Elegy more in the reflective sense, as my grandmother is not dead- in fact, it was recently stated point blank that after my cousin graduates in May, it will officially be my turn to provide the event/milestone for which she must stay alive, which is only fair, given that my cousin has managed to stretch a graphic design degree at the community college into a six-year affair- but she is a cool, cool old lady, my favorite as a matter of fact, and she deserves to have her praises sung on a little-read blog that she does not know exists, and never will, as the act of trying to explain the heady concept of a blog to a woman who can't quite wrap her head around the "Redial" function of her phone must surely already be reserved for someone else's purgatorial task.
My grandmother believes that every single morsel of food must be removed from its original packaging and rewrapped in SaranWrap or another acceptable sealant; to ask her the reasoning behind this results in a look of abject horror so utterly convincing that you actually begin to believe that you might as well have been pissing on your cold cuts all these years for all the good the deli wrapping is doing you. In this vein, though, she also shares my appreciation for the wide world of questionable meats and processed foods. To whit, her latest care package:
Prepackaged tuna steak, salmon, beef jerky, Tyson's "Buffalo Style Chicken Chunks" (made with all dark meat!), and the viande de resistance, Bite Size Teriyaki Snacks, which is essentially Pupperoni for humans.
Firstly, I love picturing my grandmother wheeling around the supermarket with the shopping list of a WWII trench soldier. Second, dark meat chicken jerky? Who even knew such a thing existed? I'm half expecting the next package to just contain a bag of beaks and hooves. Thirdly, she also included Necco Wafers in the shipment, perfectly and subtly asserting her old ladiness. The woman knows her way around a care package.
I'm a big fan of things that unabashedly embrace their stereotypes- Europeans who smoke with their fingers held straight, hot dog vendors who say "Whaddaya want?", dogs that lick themselves- so the fact that although my grandmother could, and often does, strike fear in the hearts of men for as little as forgetting to double a coupon, she still enjoys scratchoff lotto tickets, watering her plants, and sending pastel Hallmark cards could not be more delightful. At the relatively tender age of 61, the woman strapped herself to a young man and a parachute and jumped out of a plane; now at 71, she's got some heart problems and has difficulty walking for distance, but steadfastly refuses to "look like one of the cripples" (during one particularly long visit last October, I convinced her to go to bingo at Foxwoods Casino by pointing out that at her age, things were only going to go downhill, and having just had her hair done, she was, in fact, looking the best she ever would for the rest of her life, so why not take to the streets?). Over Thanksgiving, when my mother produced a wheelchair from the back of her flaming chariot and insisted that she use it within the mall, my grandmother instead placed her oxygen tank in the chair and pushed it around herself, so it looked as though she was some sort of orderly who had lost their senile old person. One of the many members of the Buns and Liquor family in possession of a Handicapped Parking pass ("cripple pass"), she tells me that when a member of her friend group dies, those little old ladies clamor to put dibs on first the parking pass, then the clothes, and things get ugly. Fake IDs for old people- who knew?

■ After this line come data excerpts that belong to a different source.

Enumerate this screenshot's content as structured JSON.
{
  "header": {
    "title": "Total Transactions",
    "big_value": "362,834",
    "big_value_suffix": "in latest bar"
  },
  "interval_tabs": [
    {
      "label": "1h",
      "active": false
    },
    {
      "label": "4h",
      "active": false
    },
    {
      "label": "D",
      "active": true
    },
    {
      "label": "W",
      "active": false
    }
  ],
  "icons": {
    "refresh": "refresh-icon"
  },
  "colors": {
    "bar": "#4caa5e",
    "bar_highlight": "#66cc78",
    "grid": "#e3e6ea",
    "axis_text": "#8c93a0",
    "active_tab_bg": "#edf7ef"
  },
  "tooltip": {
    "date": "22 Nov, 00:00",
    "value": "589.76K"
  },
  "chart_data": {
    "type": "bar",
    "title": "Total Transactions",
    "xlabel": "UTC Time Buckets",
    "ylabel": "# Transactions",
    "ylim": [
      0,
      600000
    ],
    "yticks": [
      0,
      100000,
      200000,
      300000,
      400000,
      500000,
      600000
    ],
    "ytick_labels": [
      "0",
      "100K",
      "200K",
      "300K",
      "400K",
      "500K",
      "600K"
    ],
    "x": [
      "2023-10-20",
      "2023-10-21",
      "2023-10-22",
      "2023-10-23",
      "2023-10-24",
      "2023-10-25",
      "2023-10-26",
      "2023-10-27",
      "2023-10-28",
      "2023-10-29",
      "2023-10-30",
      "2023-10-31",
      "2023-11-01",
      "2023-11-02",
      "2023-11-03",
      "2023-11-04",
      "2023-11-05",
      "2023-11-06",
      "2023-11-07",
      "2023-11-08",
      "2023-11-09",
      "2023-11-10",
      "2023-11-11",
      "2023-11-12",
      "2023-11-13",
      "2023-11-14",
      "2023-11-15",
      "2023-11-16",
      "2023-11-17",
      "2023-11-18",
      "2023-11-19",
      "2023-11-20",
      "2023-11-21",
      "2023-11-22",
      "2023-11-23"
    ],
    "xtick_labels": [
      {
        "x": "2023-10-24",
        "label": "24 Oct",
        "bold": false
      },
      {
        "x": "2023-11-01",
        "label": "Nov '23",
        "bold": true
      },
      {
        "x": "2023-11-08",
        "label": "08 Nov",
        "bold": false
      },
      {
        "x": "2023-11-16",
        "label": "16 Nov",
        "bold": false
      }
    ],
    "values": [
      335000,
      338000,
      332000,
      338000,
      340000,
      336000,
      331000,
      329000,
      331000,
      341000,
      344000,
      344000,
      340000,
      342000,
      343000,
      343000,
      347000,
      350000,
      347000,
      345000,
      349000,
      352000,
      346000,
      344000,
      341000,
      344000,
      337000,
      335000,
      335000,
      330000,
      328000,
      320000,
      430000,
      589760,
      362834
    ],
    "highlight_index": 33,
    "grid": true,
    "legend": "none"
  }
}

The woman WHITEOUTS HER POSTITS. That is devotion to a literary cause. I'm so lazy I frequently write on my own hands rather than locating paper; this puts me to shame. All this on top of the text of the note, which reads:
"Jen- Put peanut butter on these for breakfast. Yum, Yum!! Also, I found Smucker Uncrustables GRILLED CHEESE!! "Micro" oops!"If I ever find someone else in this world who is so excited by the prospect of premade, crustless, microwavable grilled cheeses that they give it the "all caps, double exclamation point" treatment, I'll have to immediately sneak up behind them and strangle them with a piano wire, because the world does not have enough room for such awesomeness. These are the same Post-its that she hands me each time I visit, asking me to label things that I want when she dies, oblivious to the fact that a. it's weird to claim one's worldly possessions the same way that one keeps their office workers from eating their lunch and b. the legality of the whole endeavor is questionable at best. Of course, she's also stated that when she does kick it, we should just cremate her in whatever box is handy, then toss the ashes in a coffee can, which puts me in the unenviable position of either looking like a dick in front of the funeral director or not fulfilling an old lady's dying wish.
Another example of my grandmother's undeniable coolness, as if one was needed:
Text reads:
"Didn't want to walk to the den to get a smaller envelope."SHE APOLOGIZES FOR WASTING ENVELOPE SPACE. As I've pointed out to her, the very act of writing across the envelope, apologizing for wasting its intangible contents, justified the use of the larger envelope in itself, but when it comes down to getting into a metaphysical discussion with your granddaughter or watching Judge Judy, well, I'm big enough to know my place in the pecking order.